In the hot seats this time were Duncan Cooper, head of data product, HSBC Securities Services; Praveen Reddy, vice president, enterprise information and technology architecture, Voya Financial; Steven Roe, CEO, West Highland; Nathan Wolaver, managing director Americas, Asset Control; Aravind Kamath, managing director, State Street; Sam Sundera, head, future business, SIX; and Jeff Shortis, data platform product owner, Charles River Development.
The session started off with a sharp reminder of the need for multiple cloud solutions following an outage at Azure and went on to provide advice for practitioners embarking on cloud strategy – one size does not fit all, you need a hybrid multi cloud strategy. On the delicate question of how the buy-side has responded to COVID-19, general agreement was that the pandemic has accelerated migration to the cloud, prioritised important business and customer requirements, and underlined the need for resilience, not only in technology, but also in people and skills.

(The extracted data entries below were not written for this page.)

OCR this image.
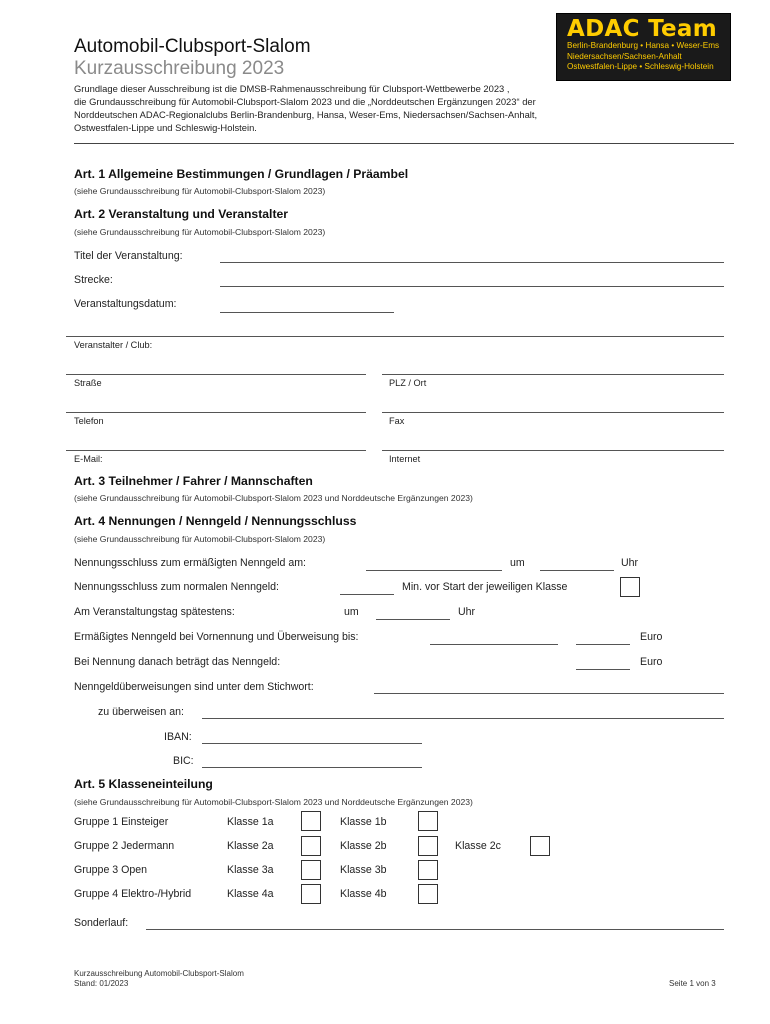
Automobil-Clubsport-Slalom
Kurzausschreibung 2023
ADAC Team
Berlin-Brandenburg • Hansa • Weser-Ems
Niedersachsen/Sachsen-Anhalt
Ostwestfalen-Lippe • Schleswig-Holstein
Grundlage dieser Ausschreibung ist die DMSB-Rahmenausschreibung für Clubsport-Wettbewerbe 2023 ,
die Grundausschreibung für Automobil-Clubsport-Slalom 2023 und die „Norddeutschen Ergänzungen 2023“ der
Norddeutschen ADAC-Regionalclubs Berlin-Brandenburg, Hansa, Weser-Ems, Niedersachsen/Sachsen-Anhalt,
Ostwestfalen-Lippe und Schleswig-Holstein.
Art. 1 Allgemeine Bestimmungen / Grundlagen / Präambel
(siehe Grundausschreibung für Automobil-Clubsport-Slalom 2023)
Art. 2 Veranstaltung und Veranstalter
(siehe Grundausschreibung für Automobil-Clubsport-Slalom 2023)
Titel der Veranstaltung:
Strecke:
Veranstaltungsdatum:
Veranstalter / Club:
Straße	PLZ / Ort
Telefon	Fax
E-Mail:	Internet
Art. 3 Teilnehmer / Fahrer / Mannschaften
(siehe Grundausschreibung für Automobil-Clubsport-Slalom 2023 und Norddeutsche Ergänzungen 2023)
Art. 4 Nennungen / Nenngeld / Nennungsschluss
(siehe Grundausschreibung für Automobil-Clubsport-Slalom 2023)
Nennungsschluss zum ermäßigten Nenngeld am:	um	Uhr
Nennungsschluss zum normalen Nenngeld:	Min. vor Start der jeweiligen Klasse
Am Veranstaltungstag spätestens:	um	Uhr
Ermäßigtes Nenngeld bei Vornennung und Überweisung bis:	Euro
Bei Nennung danach beträgt das Nenngeld:	Euro
Nenngeldüberweisungen sind unter dem Stichwort:
zu überweisen an:
IBAN:
BIC:
Art. 5 Klasseneinteilung
(siehe Grundausschreibung für Automobil-Clubsport-Slalom 2023 und Norddeutsche Ergänzungen 2023)
Gruppe 1 Einsteiger	Klasse 1a	Klasse 1b
Gruppe 2 Jedermann	Klasse 2a	Klasse 2b	Klasse 2c
Gruppe 3 Open	Klasse 3a	Klasse 3b
Gruppe 4 Elektro-/Hybrid	Klasse 4a	Klasse 4b
Sonderlauf:
Kurzausschreibung Automobil-Clubsport-Slalom
Stand: 01/2023	Seite 1 von 3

ESG and sustainable investing Q&A
The final live Q&A of the Summit discussed ESG and was joined by members from the panel ‘The next frontier – data management for ESG and sustainable investing’. Answering the questions were Suvrat Bansal, chief data officer, UBS Asset Management; Chris Johnson, senior product manager, market data, HSBC Securities Services; Rachel Segal, ESG analyst, Pzena Investment Management; Debarshi Basu, director, head of quantitative research, Blackrock Sustainable Investing; and Kieran Gallagher, executive director, head of product management for EDM Warehouse, IHS Markit.
Acknowledging that ‘ESG is the next big thing’, Delaney posed a number of questions to the panel, starting with why is that? Consensus here was that demand for ESG data from clients is growing quickly and is being met by an evolving data set, collection process and use of machine learning to uncover insights in unstructured data. Climate and environment data have long been the leaders, governance is old hat, and COVID-19 has underlined the importance of the S in ESG with social issues coming to the fore.
All good, but challenges are rife in this emerging data sector and include a lack of standardisation, inconsistency across data providers, and the implications of forthcoming EU ESG regulation. Advice for data practitioners working with ESG data? Look before you leap, the time to pay attention is now, and this will be big, you must get it right.